Sindicato dos Pilotos da Aviação Civil afirma que a companhia é favorável à reprivatização da TAP, mas apenas se os potenciais compradores mostrarem "idoneidade sólida" nos planos técnico, financeiro e laboral.

16 de abril de 2026 às 18:25

O Sindicato dos Pilotos da Aviação Civil (SPAC) alertou esta quinta-feira o Governo para as relações laborais da Lufthansa, defendendo que a eventual entrada da companhia alemã na TAP deve ser também avaliada desse ponto de vista.

Numa carta enviada ao ministro das Infraestruturas e Habitação, o SPAC afirma que é favorável à reprivatização da TAP, mas apenas se os potenciais compradores mostrarem "idoneidade sólida" nos planos técnico, financeiro e laboral.

No caso da Lufthansa, o sindicato diz estar preocupado com o relacionamento da companhia com o VC Cockpit, principal sindicato dos pilotos alemães, e refere "atitudes de desconsideração por acordos em vigor" e "táticas anti-sindicais pouco éticas que, a serem importadas para a TAP, comprometeriam gravemente a paz social-laboral e a eficiência do Hub de Lisboa".
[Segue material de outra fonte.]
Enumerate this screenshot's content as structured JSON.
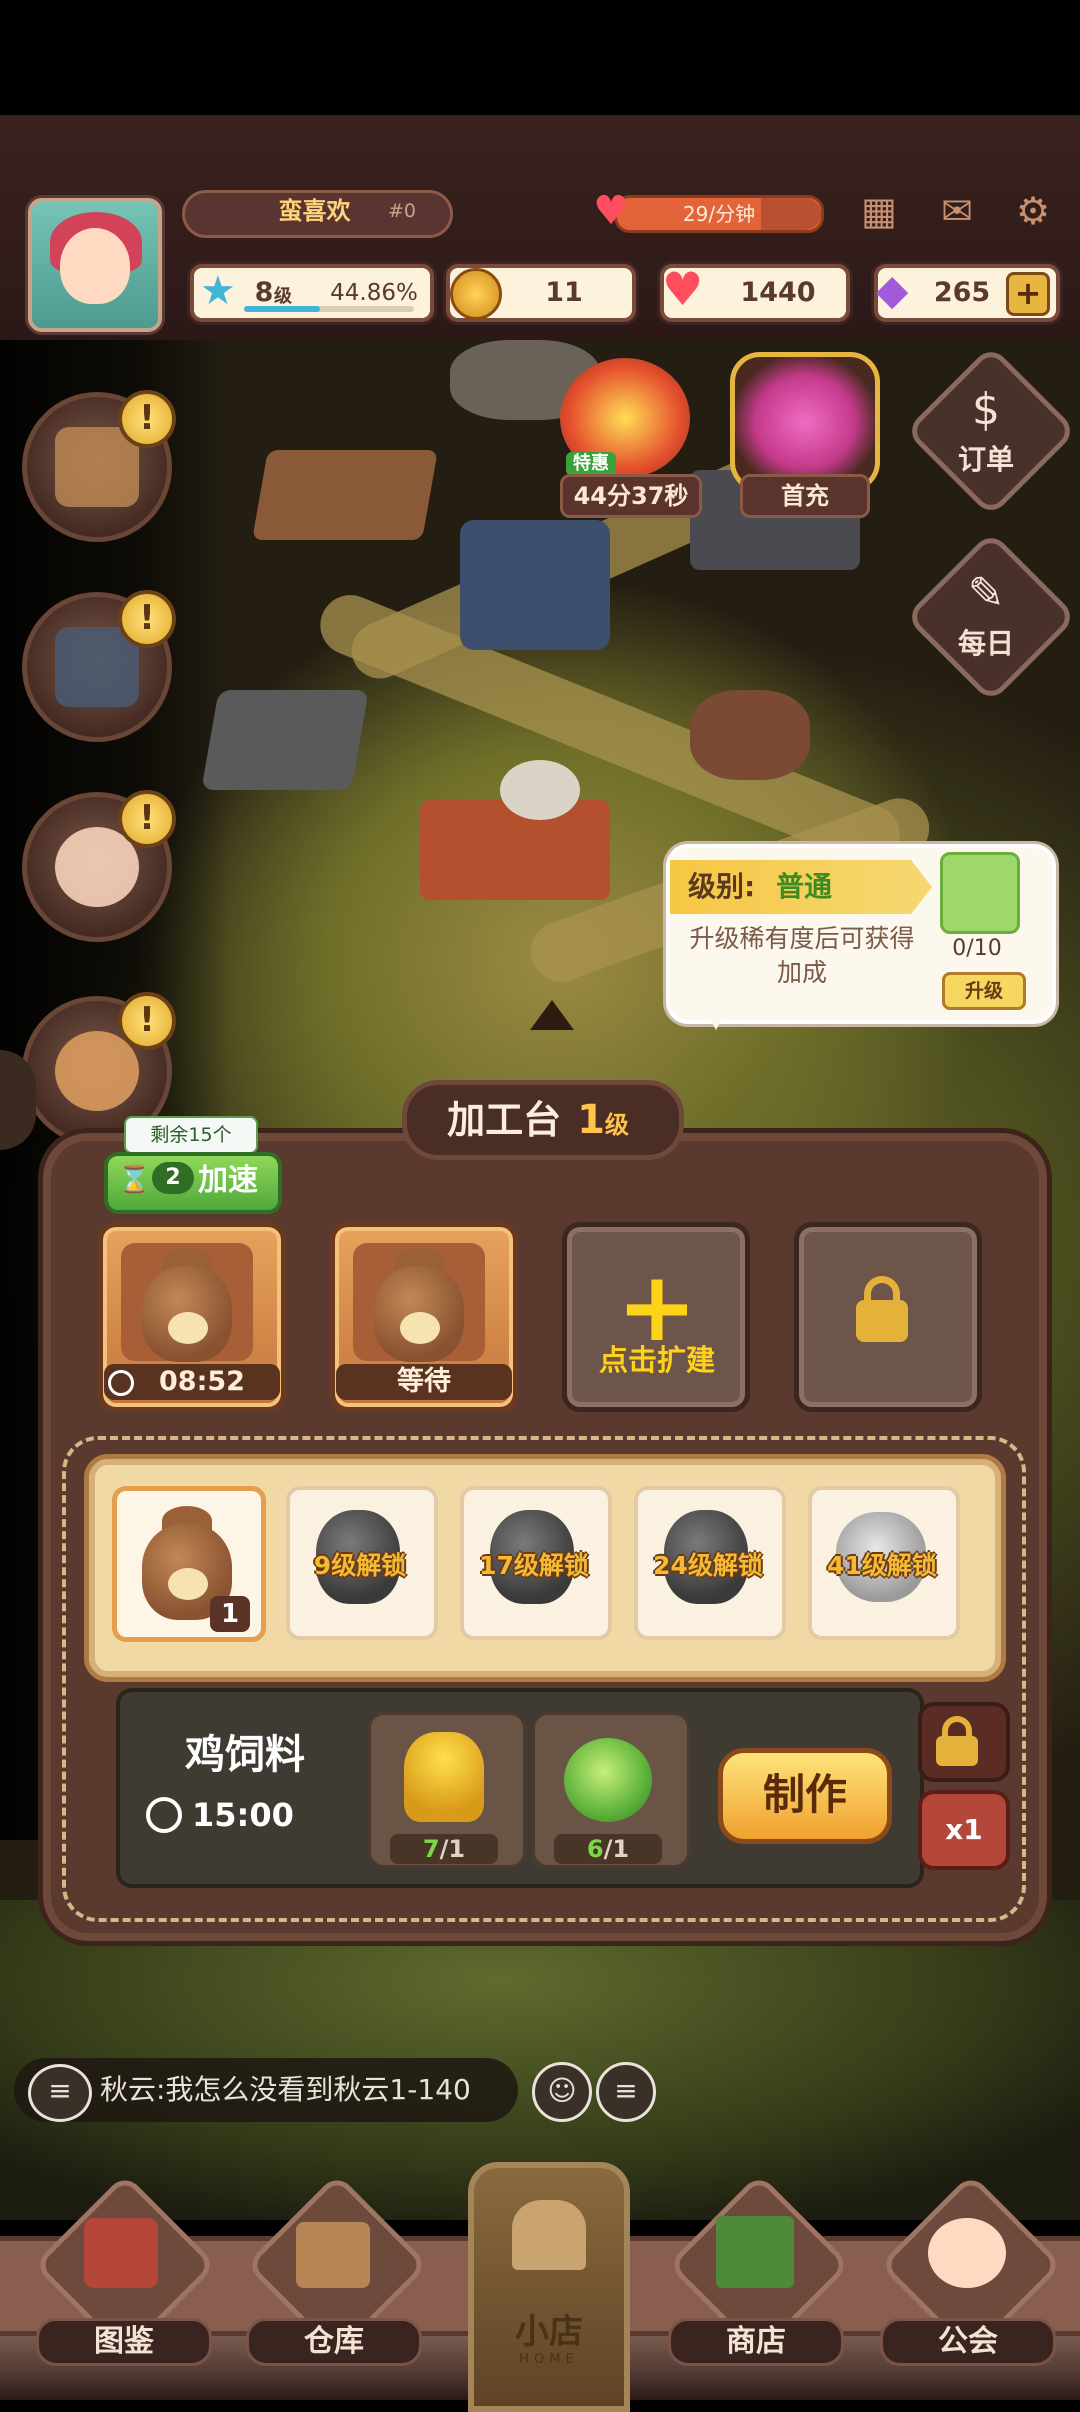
{
  "header": {
    "player_name": "蛮喜欢",
    "player_id": "#0",
    "heart_rate": "29/分钟",
    "level_num": "8",
    "level_unit": "级",
    "level_progress": "44.86%",
    "level_progress_value": 0.4486,
    "coins": "11",
    "hearts": "1440",
    "gems": "265",
    "plus": "+"
  },
  "events": {
    "limited_sale_tag": "特惠",
    "limited_timer": "44分37秒",
    "first_recharge": "首充"
  },
  "right_menu": {
    "orders": "订单",
    "daily": "每日"
  },
  "level_tip": {
    "label": "级别:",
    "value": "普通",
    "description": "升级稀有度后可获得加成",
    "progress": "0/10",
    "upgrade_button": "升级"
  },
  "panel": {
    "title": "加工台",
    "level_num": "1",
    "level_unit": "级",
    "speedup_remaining": "剩余15个",
    "speedup_count": "2",
    "speedup_label": "加速",
    "queue": [
      {
        "caption": "08:52",
        "state": "processing"
      },
      {
        "caption": "等待",
        "state": "waiting"
      },
      {
        "caption": "点击扩建",
        "state": "expand"
      },
      {
        "caption": "",
        "state": "locked"
      }
    ],
    "recipes": [
      {
        "label": "",
        "count": "1",
        "selected": true
      },
      {
        "label": "9级解锁"
      },
      {
        "label": "17级解锁"
      },
      {
        "label": "24级解锁"
      },
      {
        "label": "41级解锁"
      }
    ],
    "detail": {
      "name": "鸡饲料",
      "time": "15:00",
      "ingredients": [
        {
          "have": "7",
          "need": "/1",
          "icon": "wheat-icon"
        },
        {
          "have": "6",
          "need": "/1",
          "icon": "cabbage-icon"
        }
      ],
      "make_button": "制作",
      "quantity": "x1"
    }
  },
  "chat": {
    "message": "秋云:我怎么没看到秋云1-140"
  },
  "nav": {
    "items": [
      "图鉴",
      "仓库",
      "小店",
      "商店",
      "公会"
    ],
    "home_sub": "HOME"
  },
  "colors": {
    "accent_gold": "#ffc54a",
    "panel_brown": "#5a3a2e",
    "green_button": "#4fa83a",
    "rarity_green": "#3c8b23"
  }
}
Segundo o SAPC, a Lufthansa "terminou de forma abrupta e unilateral o acordo sobre os dias de atividade sindical com os representantes do VC -- Vereinigung Cockpit, o sindicato dos pilotos alemães".

"Consideramos que esta rescisão constitui uma rutura inaceitável com uma prática internacionalmente estabelecida e um claro e inaceitável ataque aos princípios fundamentais de um diálogo social responsável e de elevada qualidade", lê-se no comunicado emitido esta quinta-feira pela estrutura sindical.

O SPAC sustenta que a avaliação de um eventual comprador da TAP não deve limitar-se à capacidade financeira ou às sinergias comerciais, devendo incluir também a cultura de relações laborais, o respeito pela negociação coletiva e o tratamento dado aos representantes dos trabalhadores.

Na carta, o sindicato aponta ainda para tensões laborais prolongadas, greves recentes em 2025 e 2026 e para a denúncia do acordo de dispensa sindical, defendendo por isso um escrutínio "rigoroso e objetivo" dos critérios de avaliação e das futuras garantias contratuais.

Na mesma missiva, assinada por Hélder Santinhos, presidente da direção do sindicato, pedem ainda uma audiência urgente ao ministro, Migel Pinto Luz, para apresentar as suas preocupações e os elementos de que dizem dispor, com o objetivo de garantir que a venda de capital da TAP não compromete a estabilidade operacional da companhia nem o seu valor estratégico para o país.

Além da Lufthansa, a Air France-KLM também apresentou uma proposta não vinculativa no processo de privatização de até 44,9% do capital da TAP. O caderno de encargos prevê ainda uma fatia de 5% reservada aos trabalhadores, sendo que o futuro comprador tem direito de preferência por qualquer participação não subscrita.